6. Submission format & gotchas
- Each part posted into its forum thread. Include code + output in fenced blocks.
- For prose answers, write in plain English; the graders are humans.
- Use
random_state=0(or whatever the problem specifies) so the grader can reproduce your numbers. - Don't import seaborn unless asked — keep the dependency list as the problem hands you.
7. What top solutions did
Forum solutions for P3 with full marks consistently: (1) report shape, dtypes, missing-value counts cleanly; (2) plot the target distribution; (3) build a Pipeline + ColumnTransformer so preprocessing is honest; (4) use HistGradientBoosting with stratified CV; (5) write one paragraph per modelling choice. No exotic models needed. [illustrative]
8. Drill
D · Your CV macro-F1 is 0.98 on a dataset that "should be hard". What do you check first?
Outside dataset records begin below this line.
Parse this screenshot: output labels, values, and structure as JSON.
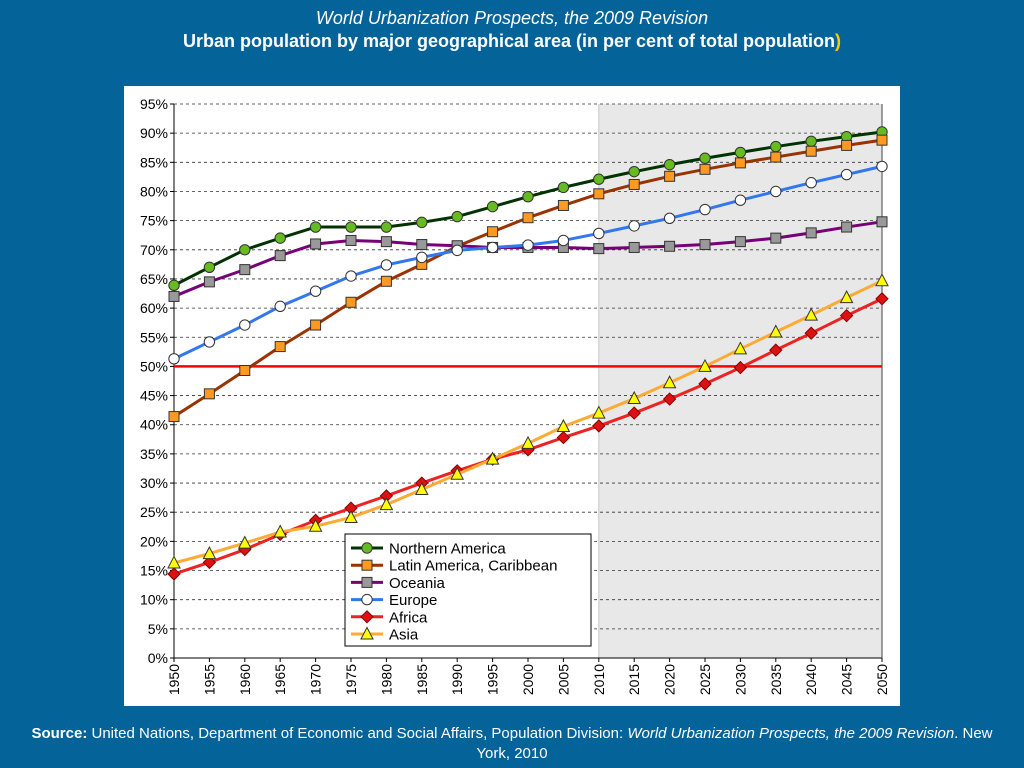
{
  "header": {
    "title": "World Urbanization Prospects, the 2009 Revision",
    "subtitle": "Urban population by major geographical area (in per cent of total population",
    "subtitle_paren": ")"
  },
  "source": {
    "label": "Source:",
    "text": " United Nations, Department of Economic and Social Affairs, Population Division: ",
    "publication": "World Urbanization Prospects, the 2009 Revision",
    "tail": ". New York, 2010"
  },
  "chart_data": {
    "type": "line",
    "x": [
      1950,
      1955,
      1960,
      1965,
      1970,
      1975,
      1980,
      1985,
      1990,
      1995,
      2000,
      2005,
      2010,
      2015,
      2020,
      2025,
      2030,
      2035,
      2040,
      2045,
      2050
    ],
    "xlim": [
      1950,
      2050
    ],
    "ylim": [
      0,
      95
    ],
    "yticks": [
      0,
      5,
      10,
      15,
      20,
      25,
      30,
      35,
      40,
      45,
      50,
      55,
      60,
      65,
      70,
      75,
      80,
      85,
      90,
      95
    ],
    "ytick_suffix": "%",
    "grid": true,
    "projection_shading_from": 2010,
    "reference_line": {
      "y": 50,
      "color": "#ff0000"
    },
    "legend_position": "bottom-center",
    "series": [
      {
        "name": "Northern America",
        "color": "#003300",
        "marker": "circle",
        "marker_fill": "#66bb22",
        "values": [
          63.9,
          67.0,
          70.0,
          72.0,
          73.9,
          73.9,
          73.9,
          74.7,
          75.7,
          77.4,
          79.1,
          80.7,
          82.1,
          83.4,
          84.6,
          85.7,
          86.7,
          87.7,
          88.6,
          89.4,
          90.2
        ]
      },
      {
        "name": "Latin America, Caribbean",
        "color": "#993300",
        "marker": "square",
        "marker_fill": "#ff9922",
        "values": [
          41.4,
          45.3,
          49.3,
          53.4,
          57.1,
          61.0,
          64.6,
          67.5,
          70.6,
          73.1,
          75.5,
          77.6,
          79.6,
          81.2,
          82.6,
          83.8,
          84.9,
          85.9,
          86.9,
          87.9,
          88.8
        ]
      },
      {
        "name": "Oceania",
        "color": "#770077",
        "marker": "square",
        "marker_fill": "#999999",
        "values": [
          62.0,
          64.5,
          66.6,
          69.0,
          71.0,
          71.6,
          71.4,
          70.9,
          70.7,
          70.4,
          70.4,
          70.4,
          70.2,
          70.4,
          70.6,
          70.9,
          71.4,
          72.0,
          72.9,
          73.9,
          74.8
        ]
      },
      {
        "name": "Europe",
        "color": "#3377ee",
        "marker": "circle",
        "marker_fill": "#ffffff",
        "values": [
          51.3,
          54.2,
          57.1,
          60.3,
          62.9,
          65.5,
          67.4,
          68.7,
          69.9,
          70.4,
          70.8,
          71.6,
          72.8,
          74.1,
          75.4,
          76.9,
          78.5,
          80.0,
          81.5,
          82.9,
          84.3
        ]
      },
      {
        "name": "Africa",
        "color": "#ee2222",
        "marker": "diamond",
        "marker_fill": "#dd1111",
        "values": [
          14.4,
          16.4,
          18.6,
          21.2,
          23.6,
          25.7,
          27.8,
          30.0,
          32.1,
          34.1,
          35.7,
          37.8,
          39.8,
          42.0,
          44.4,
          47.0,
          49.8,
          52.8,
          55.7,
          58.7,
          61.6
        ]
      },
      {
        "name": "Asia",
        "color": "#ffaa33",
        "marker": "triangle",
        "marker_fill": "#ffff00",
        "values": [
          16.3,
          17.9,
          19.7,
          21.6,
          22.6,
          24.1,
          26.3,
          28.9,
          31.5,
          34.1,
          36.8,
          39.7,
          42.0,
          44.5,
          47.2,
          50.0,
          53.0,
          55.9,
          58.8,
          61.8,
          64.7
        ]
      }
    ]
  }
}
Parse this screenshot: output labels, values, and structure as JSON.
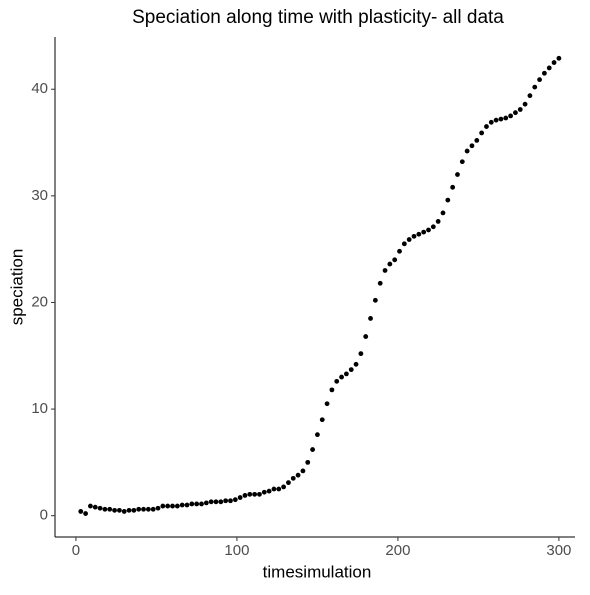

Target leakage. Compute single-feature CV macro-F1 for every column. If one column alone scores > 0.9, it's leaked information about the target — drop it and re-CV. Other common leaks: using future-timestamped features for past-timestamped rows; using row id as a feature when ids are time-correlated. Always sanity-check by reading column meanings before modelling.
D2 · ColumnTransformer vs a manual preprocessing block — why prefer ColumnTransformer?
Because ColumnTransformer composes into a single Pipeline whose .fit() only sees
train data. With a manual block, it's easy to compute df.mean() on the full DataFrame
(test included) and silently leak. Pipelines force the right separation. The cost is one extra
line of code; the benefit is honest CV scores.